BUSINESSDESK: The Tui oilfield partners are considering drilling a new production well in the Pateke North lobe structure, which has so far not been penetrated, 10% Tui shareholder Pan Pacific Petroleum says.
In comments in the company's annual report, chief executive Tom Prudence says the Pateke North well may offer between one million and four million additional barrels of oil, with drilling likely in mid to late 2013, subject to rig availability.
The Tui field has so far produced a total of 33.2 million barrels of oil, with a net 7.3 million barrels remaining in existing identified reserves.
PPP's share of production in the year to June 30 was 220,543 barrels and was the company's sole source of oil income for the year of $A26.0 million, up from $A24.1 million the year before.
Also in prospect are two exploration wells in the Tui licence area, named Oil and Matata.
"The company consider the Oil prospect to be particularly attractive with prospective resources of 10 million to 15 million barrels gross," Mr Prudence says.
After $A15.6 million of production costs and other expenses including $A3.7 million in royalties to the New Zealand government, the company declared a net profit after tax for the year of $A2.7 million.
Favourable exchange rate movements added a further $A4.3 million, to deliver total comprehensive income of $A7 million for the year.

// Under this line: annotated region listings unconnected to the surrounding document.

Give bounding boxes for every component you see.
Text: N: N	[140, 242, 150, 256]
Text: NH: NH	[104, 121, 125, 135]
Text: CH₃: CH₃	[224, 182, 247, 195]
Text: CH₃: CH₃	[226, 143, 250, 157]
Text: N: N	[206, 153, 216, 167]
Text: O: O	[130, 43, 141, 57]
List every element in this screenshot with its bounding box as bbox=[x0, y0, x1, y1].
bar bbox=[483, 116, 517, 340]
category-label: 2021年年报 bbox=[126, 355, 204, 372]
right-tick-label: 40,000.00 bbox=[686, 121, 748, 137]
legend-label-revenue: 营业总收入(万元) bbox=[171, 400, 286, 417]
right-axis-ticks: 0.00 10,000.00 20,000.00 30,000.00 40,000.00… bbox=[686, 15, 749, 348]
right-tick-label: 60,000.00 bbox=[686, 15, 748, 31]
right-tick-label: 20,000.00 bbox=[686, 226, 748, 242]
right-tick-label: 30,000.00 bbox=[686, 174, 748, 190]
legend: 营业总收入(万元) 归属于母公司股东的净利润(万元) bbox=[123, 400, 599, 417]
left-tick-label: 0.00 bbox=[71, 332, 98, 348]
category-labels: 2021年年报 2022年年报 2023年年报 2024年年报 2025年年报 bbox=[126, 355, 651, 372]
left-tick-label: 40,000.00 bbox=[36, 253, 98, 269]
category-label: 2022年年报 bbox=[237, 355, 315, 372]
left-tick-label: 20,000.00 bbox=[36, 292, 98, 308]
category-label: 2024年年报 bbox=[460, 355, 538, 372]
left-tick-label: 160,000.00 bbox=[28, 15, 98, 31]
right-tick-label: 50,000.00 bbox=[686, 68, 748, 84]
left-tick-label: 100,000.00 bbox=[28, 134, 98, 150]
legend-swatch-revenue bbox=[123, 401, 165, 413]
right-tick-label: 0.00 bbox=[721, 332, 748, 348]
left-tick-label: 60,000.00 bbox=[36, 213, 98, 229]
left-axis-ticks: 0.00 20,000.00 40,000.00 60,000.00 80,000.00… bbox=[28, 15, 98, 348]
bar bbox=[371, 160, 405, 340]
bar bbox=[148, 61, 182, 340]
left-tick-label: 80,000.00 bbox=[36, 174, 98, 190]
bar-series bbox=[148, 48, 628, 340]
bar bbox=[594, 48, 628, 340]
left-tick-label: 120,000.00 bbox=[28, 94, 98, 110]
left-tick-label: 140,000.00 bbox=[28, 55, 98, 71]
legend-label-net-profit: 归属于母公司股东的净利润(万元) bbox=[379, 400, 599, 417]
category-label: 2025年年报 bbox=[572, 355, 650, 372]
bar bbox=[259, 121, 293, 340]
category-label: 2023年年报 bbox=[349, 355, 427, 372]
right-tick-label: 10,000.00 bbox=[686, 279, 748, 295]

With $A101.2 million in cash or equivalent in the bank, the dual-listed company made interest income of $A2.6 million, and is almost ready to proceed with a capital return to shareholders of 5 Australian cents per share, following recent receipt of a draft ruling on tax treatment from the Australian Tax Office.
Meanwhile, PPP is close to committing to four exploration wells in its Vietnamese prospects, one of which depends on a farm-in with Origin Energy.
But it has put its interests in the Western Australian offshore Carnarvon Basin on the market, saying they are "no longer a natural fit with the company's strategy to focus on high-growth opportunities".
The partners in the Bazartete block in the Timor Sea, jointly administered by Timor-Leste and Australia, are contemplating a well in the fourth quarter of this year, subject to rig availability.
The operator, Oilex, estimates mean recoverable reserves from the prospect of 65 million barrels of oil, and up to 164 million barrels.